Лейтенант и шофер уже спали. А Шадрина мучил вопрос: куда везут ордена? Зачем везут? Что с ними будут делать? Почему их не отправляют родным?

И вдруг осенила мысль… Она сверкнула, как молния в ночи. От волнения Шадрин даже привстал. Зажав в коленях коробок спичек, он прикурил одной рукой окурок, который специально приберег. Склонив голову, он сидел и курил. Сидел с закрытыми глазами. Лампадку хозяйка потушила сразу же, как только все легли. Очевидно, экономила остатки масла.

«…А что, если сделать так… Пусть пока все эти ордена свозят в Москву, хранят их в ящиках где-нибудь в военных складах, под строгой охраной. Охраняют, как Знамя полка… И у каждого ордена должен быть свой документ, в котором точно, без ошибок, было бы написано: чей орден, откуда родом погибший, с какого года, где пал в бою, и если есть прощальное письмо-завещание (а такие листочки солдаты писали, уходя в бой), то оно тоже должно быть в конверте вместе с орденом… Потом кончится война… Кто окажется в живых — вернется домой. Многие не вернутся… Они уже больше никогда не переступят порога родительского дома. Их уже нет… Они остались лежать в могилах, где-нибудь под ракитами или у разбитых проселочных дорог…
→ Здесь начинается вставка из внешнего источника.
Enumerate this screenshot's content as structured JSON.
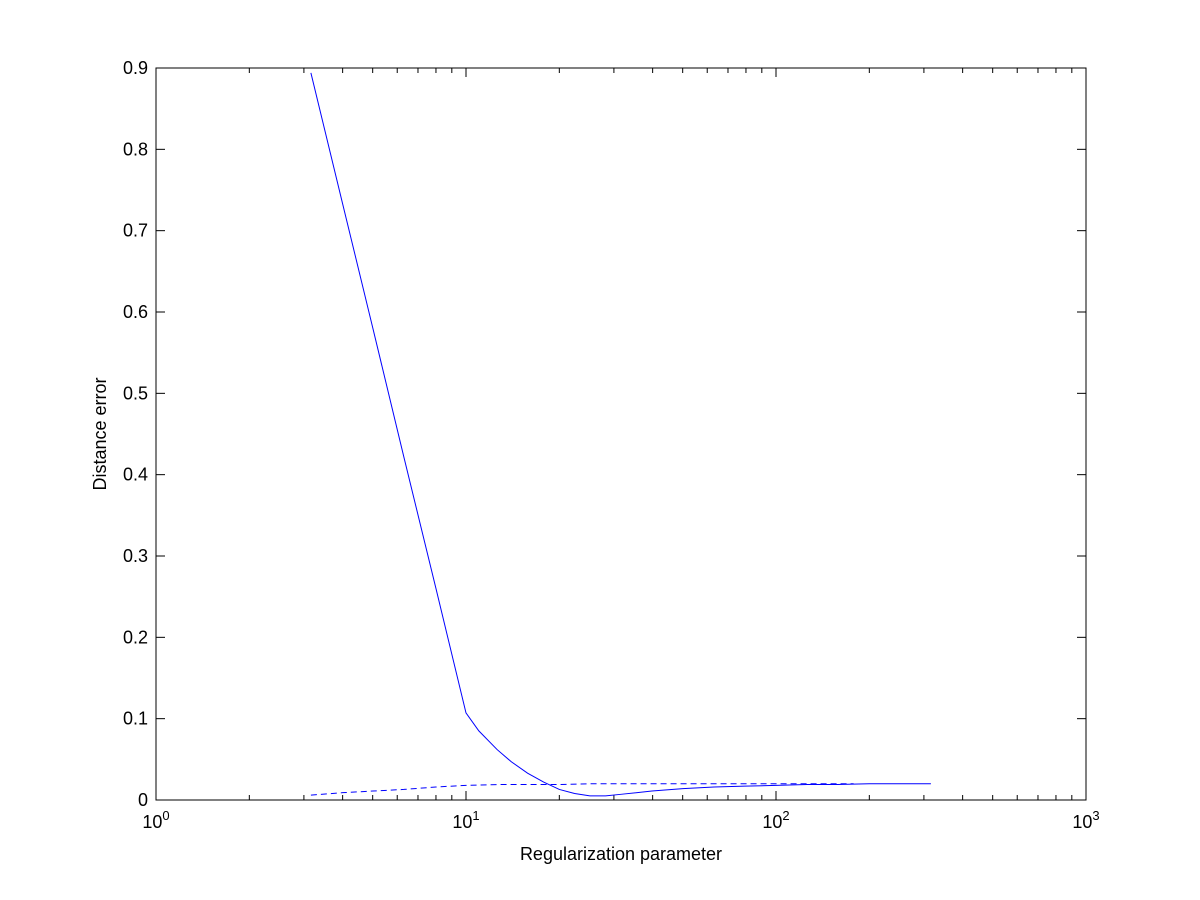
{
  "chart_data": {
    "type": "line",
    "xlabel": "Regularization parameter",
    "ylabel": "Distance error",
    "xscale": "log",
    "xlim": [
      1,
      1000
    ],
    "xticks": [
      {
        "value": 1,
        "label": "10^0"
      },
      {
        "value": 10,
        "label": "10^1"
      },
      {
        "value": 100,
        "label": "10^2"
      },
      {
        "value": 1000,
        "label": "10^3"
      }
    ],
    "minor_ticks": true,
    "ylim": [
      0,
      0.9
    ],
    "yticks": [
      0,
      0.1,
      0.2,
      0.3,
      0.4,
      0.5,
      0.6,
      0.7,
      0.8,
      0.9
    ],
    "series": [
      {
        "color": "#0000ff",
        "dash": false,
        "x": [
          3.16,
          4,
          5,
          6.3,
          8,
          10,
          11,
          12.6,
          14,
          15.8,
          17.8,
          20,
          22.4,
          25.1,
          28.2,
          31.6,
          39.8,
          50.1,
          63.1,
          79.4,
          100,
          126,
          158,
          200,
          251,
          316
        ],
        "values": [
          0.894,
          0.733,
          0.581,
          0.422,
          0.26,
          0.107,
          0.085,
          0.062,
          0.047,
          0.033,
          0.022,
          0.013,
          0.008,
          0.005,
          0.005,
          0.007,
          0.011,
          0.014,
          0.016,
          0.017,
          0.018,
          0.019,
          0.019,
          0.02,
          0.02,
          0.02
        ]
      },
      {
        "color": "#0000ff",
        "dash": true,
        "x": [
          3.16,
          4,
          5,
          6.3,
          8,
          10,
          12.6,
          15.8,
          20,
          25.1,
          31.6,
          50.1,
          100,
          178
        ],
        "values": [
          0.006,
          0.009,
          0.011,
          0.013,
          0.016,
          0.018,
          0.019,
          0.019,
          0.019,
          0.02,
          0.02,
          0.02,
          0.02,
          0.02
        ]
      }
    ]
  }
}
А в Москве построят по заданию правительства огромный пантеон. И назовут этот пантеон каким-нибудь простым, но берущим за самую душу словом… Неважно, что пантеон этот займет много гектаров земли — грудь России широка… Неважно, что много дней и ночей будут ломать голову самые великие архитекторы над тем, чтобы воедино слить в этом пантеоне красоту, мужество и благородство человеческой души. Пантеон должен быть великим памятником великому подвигу великого народа.